Avec deux rencontres à disputer, l'Océanic de Rimouski se trouve à un point au-dessus du Phoenix, qui occupe présentement le 17e rang avec 56 points.

Le pire scénario se concrétise

Le Phoenix ne pouvait échapper les deux points contre les Foreurs de Val-d'Or mercredi au Palais des sports, mais en jouant du hockey peu inspiré, les Sherbrookois ont baissé pavillon par la marque de 3 à 2. Pendant ce temps, presque tous leurs rivaux au classement empochaient la victoire.
Le Phoenix ne pouvait pas vivre un pire scénario que celui-là. Non seulement il a perdu contre un adversaire qui ne se trouvait qu'à un point de lui, mais en plus, les Mooseheads d'Halifax en ont profité pour distancer les Oiseaux grâce à un gain en prolongation contre les Islanders de Charlottetown, tout comme les Voltigeurs de Drummondville, qui ont vaincu l'Armada de Blainville-Boisbriand.
Avec deux rencontres à disputer, l'Océanic de Rimouski se trouve à un point au-dessus du Phoenix, qui occupe présentement le 17e rang avec 56 points. Les seize meilleures formations accèdent aux éliminatoires dans la LHJMQ.
« On devait gagner ce match et on n'est pas parvenus à le faire. On ne ressent pas la même énergie présentement dans le vestiaire après cette défaite difficile. Tout le monde est déçu, mais il reste encore deux grosses parties à disputer et on doit aller chercher quatre points encore », souligne Anderson MacDonald, qui n'a pas joué en première période (voir autre texte).
Faux départ
Il faut avouer que le facteur chance n'était pas du côté du Phoenix, bien au contraire. Peu après avoir vu Luke Green se faire faucher les patins sous les yeux de l'arbitre, qui est resté indifférent devant la faute, le Phoenix a été puni sur la même séquence.

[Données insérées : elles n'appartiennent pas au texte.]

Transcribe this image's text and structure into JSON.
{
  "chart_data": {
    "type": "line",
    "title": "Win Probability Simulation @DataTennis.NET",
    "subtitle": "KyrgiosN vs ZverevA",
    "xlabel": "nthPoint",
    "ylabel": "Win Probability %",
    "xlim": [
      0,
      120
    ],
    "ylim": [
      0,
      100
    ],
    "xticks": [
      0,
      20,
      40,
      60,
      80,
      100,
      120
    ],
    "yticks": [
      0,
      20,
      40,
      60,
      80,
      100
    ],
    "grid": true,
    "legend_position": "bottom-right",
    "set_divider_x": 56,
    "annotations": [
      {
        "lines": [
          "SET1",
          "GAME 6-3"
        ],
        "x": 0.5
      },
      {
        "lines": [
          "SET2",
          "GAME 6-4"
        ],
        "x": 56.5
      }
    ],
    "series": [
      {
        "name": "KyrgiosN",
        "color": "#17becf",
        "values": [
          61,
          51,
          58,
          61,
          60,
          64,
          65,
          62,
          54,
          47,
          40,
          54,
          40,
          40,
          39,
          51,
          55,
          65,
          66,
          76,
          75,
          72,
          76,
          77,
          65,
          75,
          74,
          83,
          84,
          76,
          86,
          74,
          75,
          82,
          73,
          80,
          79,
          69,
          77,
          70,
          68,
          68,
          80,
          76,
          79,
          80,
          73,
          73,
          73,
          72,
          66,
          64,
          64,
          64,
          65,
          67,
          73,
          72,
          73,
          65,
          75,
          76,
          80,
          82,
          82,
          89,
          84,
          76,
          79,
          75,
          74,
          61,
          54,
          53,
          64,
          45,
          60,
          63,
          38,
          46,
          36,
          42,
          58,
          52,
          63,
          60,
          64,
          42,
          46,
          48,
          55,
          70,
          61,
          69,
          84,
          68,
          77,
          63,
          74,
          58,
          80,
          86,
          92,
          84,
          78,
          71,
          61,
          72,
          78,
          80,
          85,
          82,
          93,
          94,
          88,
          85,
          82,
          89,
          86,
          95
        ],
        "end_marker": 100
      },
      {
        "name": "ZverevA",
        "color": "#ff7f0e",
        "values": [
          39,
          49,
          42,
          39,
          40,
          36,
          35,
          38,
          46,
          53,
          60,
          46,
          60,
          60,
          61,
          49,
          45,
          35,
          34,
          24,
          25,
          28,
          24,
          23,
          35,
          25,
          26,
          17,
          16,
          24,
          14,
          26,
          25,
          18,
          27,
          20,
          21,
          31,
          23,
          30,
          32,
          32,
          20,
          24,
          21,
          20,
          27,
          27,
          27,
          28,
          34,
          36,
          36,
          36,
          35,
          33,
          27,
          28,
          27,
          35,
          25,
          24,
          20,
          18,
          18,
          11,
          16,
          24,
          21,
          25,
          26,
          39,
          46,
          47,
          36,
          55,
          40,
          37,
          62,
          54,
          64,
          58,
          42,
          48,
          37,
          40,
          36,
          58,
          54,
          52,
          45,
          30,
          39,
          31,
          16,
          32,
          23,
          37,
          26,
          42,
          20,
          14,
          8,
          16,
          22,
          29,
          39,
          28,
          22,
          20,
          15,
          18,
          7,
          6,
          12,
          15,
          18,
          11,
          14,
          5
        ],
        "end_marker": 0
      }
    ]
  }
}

Lors de ce désavantage numérique, Marek Zachar croyait avoir marqué un but splendide, mais la reprise a prouvé que la rondelle avait frappé de plein fouet le poteau.

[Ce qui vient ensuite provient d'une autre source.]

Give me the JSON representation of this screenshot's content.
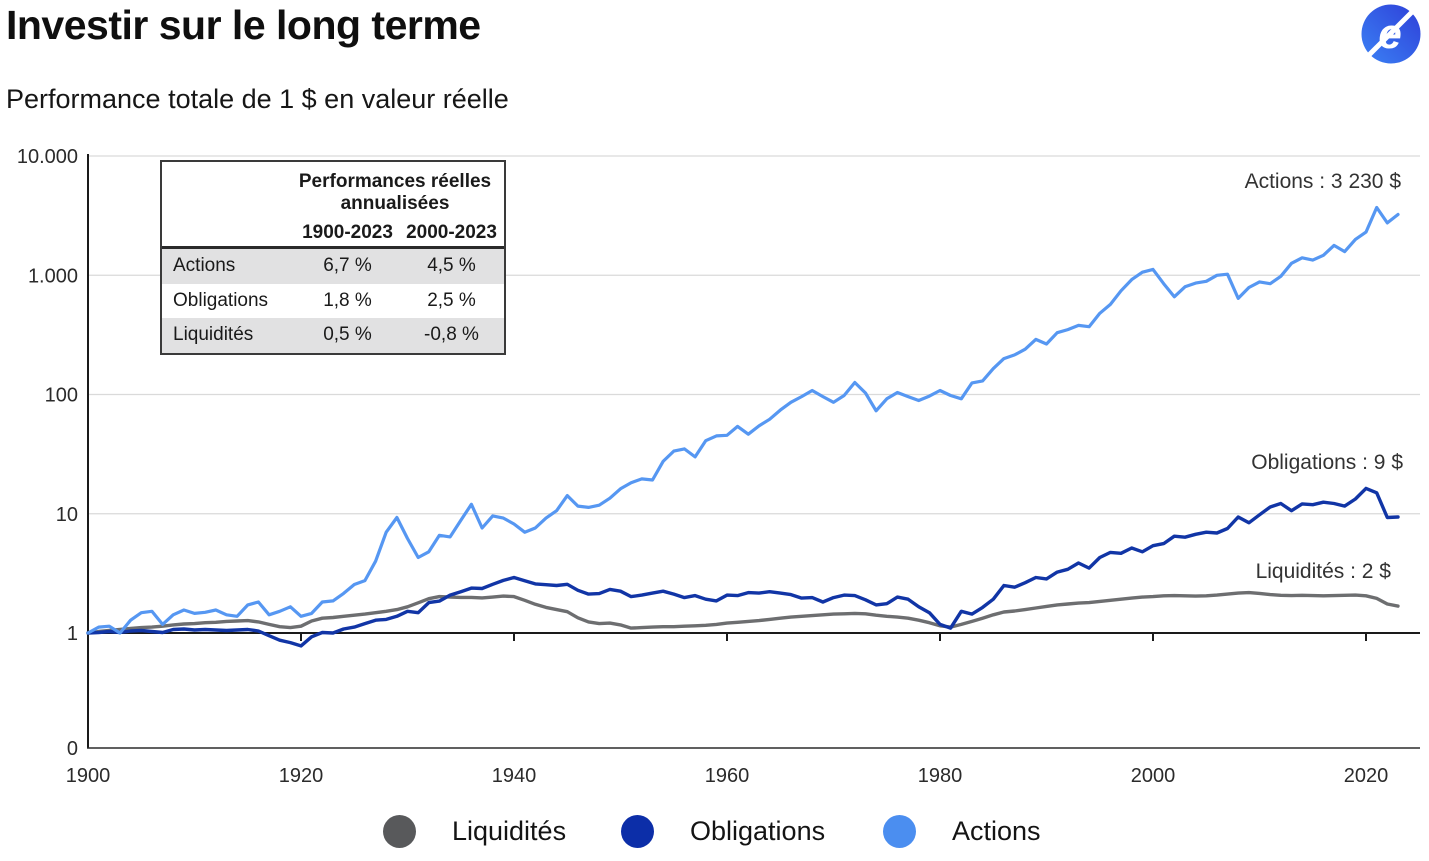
{
  "page": {
    "title": "Investir sur le long terme",
    "subtitle": "Performance totale de 1 $ en valeur réelle"
  },
  "logo": {
    "letter": "e",
    "color_top": "#2e3fd8",
    "color_bottom": "#3b82f5"
  },
  "inset_table": {
    "header_line1": "Performances réelles",
    "header_line2": "annualisées",
    "col_headers": [
      "1900-2023",
      "2000-2023"
    ],
    "rows": [
      {
        "label": "Actions",
        "values": [
          "6,7 %",
          "4,5 %"
        ]
      },
      {
        "label": "Obligations",
        "values": [
          "1,8 %",
          "2,5 %"
        ]
      },
      {
        "label": "Liquidités",
        "values": [
          "0,5 %",
          "-0,8 %"
        ]
      }
    ]
  },
  "legend": {
    "items": [
      {
        "label": "Liquidités",
        "color": "#58595b"
      },
      {
        "label": "Obligations",
        "color": "#0c2ea8"
      },
      {
        "label": "Actions",
        "color": "#4b8ef0"
      }
    ]
  },
  "chart_data": {
    "type": "line",
    "title": "Performance totale de 1 $ en valeur réelle",
    "x_axis": {
      "ticks": [
        1900,
        1920,
        1940,
        1960,
        1980,
        2000,
        2020
      ],
      "range": [
        1900,
        2023
      ]
    },
    "y_axis": {
      "scale": "log",
      "tick_labels": [
        "10.000",
        "1.000",
        "100",
        "10",
        "1",
        "0"
      ],
      "tick_values": [
        10000,
        1000,
        100,
        10,
        1,
        0
      ]
    },
    "grid": true,
    "legend_position": "bottom",
    "years": [
      1900,
      1901,
      1902,
      1903,
      1904,
      1905,
      1906,
      1907,
      1908,
      1909,
      1910,
      1911,
      1912,
      1913,
      1914,
      1915,
      1916,
      1917,
      1918,
      1919,
      1920,
      1921,
      1922,
      1923,
      1924,
      1925,
      1926,
      1927,
      1928,
      1929,
      1930,
      1931,
      1932,
      1933,
      1934,
      1935,
      1936,
      1937,
      1938,
      1939,
      1940,
      1941,
      1942,
      1943,
      1944,
      1945,
      1946,
      1947,
      1948,
      1949,
      1950,
      1951,
      1952,
      1953,
      1954,
      1955,
      1956,
      1957,
      1958,
      1959,
      1960,
      1961,
      1962,
      1963,
      1964,
      1965,
      1966,
      1967,
      1968,
      1969,
      1970,
      1971,
      1972,
      1973,
      1974,
      1975,
      1976,
      1977,
      1978,
      1979,
      1980,
      1981,
      1982,
      1983,
      1984,
      1985,
      1986,
      1987,
      1988,
      1989,
      1990,
      1991,
      1992,
      1993,
      1994,
      1995,
      1996,
      1997,
      1998,
      1999,
      2000,
      2001,
      2002,
      2003,
      2004,
      2005,
      2006,
      2007,
      2008,
      2009,
      2010,
      2011,
      2012,
      2013,
      2014,
      2015,
      2016,
      2017,
      2018,
      2019,
      2020,
      2021,
      2022,
      2023
    ],
    "series": [
      {
        "name": "Liquidités",
        "color": "#6d6e70",
        "end_label": "Liquidités : 2 $",
        "final_value": 2,
        "values": [
          1.0,
          1.03,
          1.05,
          1.07,
          1.09,
          1.11,
          1.12,
          1.14,
          1.17,
          1.19,
          1.2,
          1.22,
          1.23,
          1.25,
          1.26,
          1.27,
          1.24,
          1.18,
          1.13,
          1.11,
          1.14,
          1.26,
          1.33,
          1.35,
          1.38,
          1.41,
          1.44,
          1.48,
          1.52,
          1.57,
          1.66,
          1.79,
          1.94,
          2.02,
          2.0,
          1.99,
          1.99,
          1.97,
          2.0,
          2.04,
          2.02,
          1.88,
          1.74,
          1.64,
          1.57,
          1.51,
          1.34,
          1.24,
          1.2,
          1.21,
          1.17,
          1.1,
          1.11,
          1.12,
          1.13,
          1.13,
          1.14,
          1.15,
          1.16,
          1.18,
          1.21,
          1.23,
          1.25,
          1.27,
          1.3,
          1.33,
          1.36,
          1.38,
          1.4,
          1.42,
          1.44,
          1.45,
          1.46,
          1.45,
          1.41,
          1.38,
          1.36,
          1.33,
          1.28,
          1.22,
          1.15,
          1.12,
          1.18,
          1.25,
          1.33,
          1.42,
          1.5,
          1.53,
          1.57,
          1.62,
          1.67,
          1.72,
          1.75,
          1.78,
          1.8,
          1.84,
          1.88,
          1.92,
          1.96,
          2.0,
          2.02,
          2.05,
          2.06,
          2.05,
          2.04,
          2.05,
          2.08,
          2.12,
          2.16,
          2.18,
          2.15,
          2.1,
          2.07,
          2.06,
          2.07,
          2.06,
          2.05,
          2.06,
          2.07,
          2.08,
          2.05,
          1.95,
          1.75,
          1.68
        ]
      },
      {
        "name": "Obligations",
        "color": "#1135a6",
        "end_label": "Obligations : 9 $",
        "final_value": 9,
        "values": [
          1.0,
          1.01,
          1.03,
          1.01,
          1.04,
          1.05,
          1.03,
          1.01,
          1.07,
          1.08,
          1.06,
          1.07,
          1.06,
          1.05,
          1.06,
          1.07,
          1.04,
          0.95,
          0.87,
          0.83,
          0.78,
          0.93,
          1.01,
          1.0,
          1.08,
          1.12,
          1.2,
          1.28,
          1.3,
          1.38,
          1.52,
          1.48,
          1.8,
          1.85,
          2.08,
          2.22,
          2.38,
          2.36,
          2.56,
          2.76,
          2.92,
          2.74,
          2.58,
          2.54,
          2.5,
          2.56,
          2.28,
          2.12,
          2.14,
          2.32,
          2.24,
          2.02,
          2.08,
          2.16,
          2.24,
          2.12,
          1.98,
          2.06,
          1.92,
          1.86,
          2.08,
          2.06,
          2.18,
          2.16,
          2.22,
          2.16,
          2.1,
          1.96,
          1.98,
          1.82,
          1.98,
          2.08,
          2.06,
          1.9,
          1.72,
          1.76,
          2.0,
          1.92,
          1.66,
          1.48,
          1.18,
          1.1,
          1.52,
          1.44,
          1.64,
          1.92,
          2.5,
          2.42,
          2.64,
          2.92,
          2.84,
          3.24,
          3.42,
          3.86,
          3.5,
          4.3,
          4.74,
          4.66,
          5.16,
          4.8,
          5.4,
          5.62,
          6.48,
          6.36,
          6.72,
          7.0,
          6.9,
          7.52,
          9.4,
          8.4,
          9.8,
          11.4,
          12.2,
          10.6,
          12.1,
          11.9,
          12.5,
          12.2,
          11.6,
          13.3,
          16.3,
          15.0,
          9.3,
          9.4
        ]
      },
      {
        "name": "Actions",
        "color": "#5697f2",
        "end_label": "Actions : 3 230 $",
        "final_value": 3230,
        "values": [
          1.0,
          1.12,
          1.14,
          1.0,
          1.28,
          1.48,
          1.52,
          1.18,
          1.42,
          1.56,
          1.46,
          1.49,
          1.56,
          1.42,
          1.38,
          1.72,
          1.82,
          1.42,
          1.52,
          1.66,
          1.38,
          1.46,
          1.82,
          1.86,
          2.15,
          2.55,
          2.75,
          4.0,
          7.0,
          9.3,
          6.2,
          4.3,
          4.8,
          6.6,
          6.4,
          8.8,
          12.0,
          7.6,
          9.6,
          9.2,
          8.2,
          7.0,
          7.6,
          9.2,
          10.6,
          14.2,
          11.6,
          11.3,
          11.8,
          13.5,
          16.2,
          18.2,
          19.6,
          19.2,
          27.5,
          33.5,
          35.0,
          30.0,
          41.0,
          45.0,
          45.5,
          54.0,
          46.5,
          54.5,
          62.0,
          74.0,
          86.0,
          96.0,
          108.0,
          96.0,
          86.0,
          98.0,
          126.0,
          103.0,
          73.0,
          92.0,
          104.0,
          96.0,
          89.0,
          97.0,
          108.0,
          98.0,
          92.0,
          125.0,
          130.0,
          165.0,
          200.0,
          215.0,
          240.0,
          290.0,
          265.0,
          330.0,
          350.0,
          380.0,
          370.0,
          480.0,
          570.0,
          740.0,
          920.0,
          1060.0,
          1120.0,
          850.0,
          660.0,
          800.0,
          860.0,
          890.0,
          1000.0,
          1020.0,
          640.0,
          790.0,
          880.0,
          850.0,
          980.0,
          1260.0,
          1400.0,
          1340.0,
          1470.0,
          1780.0,
          1580.0,
          2000.0,
          2300.0,
          3700.0,
          2750.0,
          3230.0
        ]
      }
    ]
  }
}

Sur cet avantage numérique des Foreurs, Alexis Pépin a récupéré un retour pour inscrire les siens à la marque : 1-0 Val-d'Or
Nicolas Ouellet a ensuite surpris Evan Fitzpatrick entre les jambières avec un tir sans avertissement en fin de première période.
« Le résultat est très décevant, admet l'entraîneur Stéphane Julien. Je suis déçu de la façon dont les gars ont joué en première période. J'espérais qu'ils sortent mieux et qu'ils soient prêts pour ce match important. On a commis beaucoup d'erreurs en défensive et mes meilleurs joueurs n'ont pas réussi à aller chercher le gros but. On n'avait pas l'air d'une équipe qui souhaitait faire les séries. »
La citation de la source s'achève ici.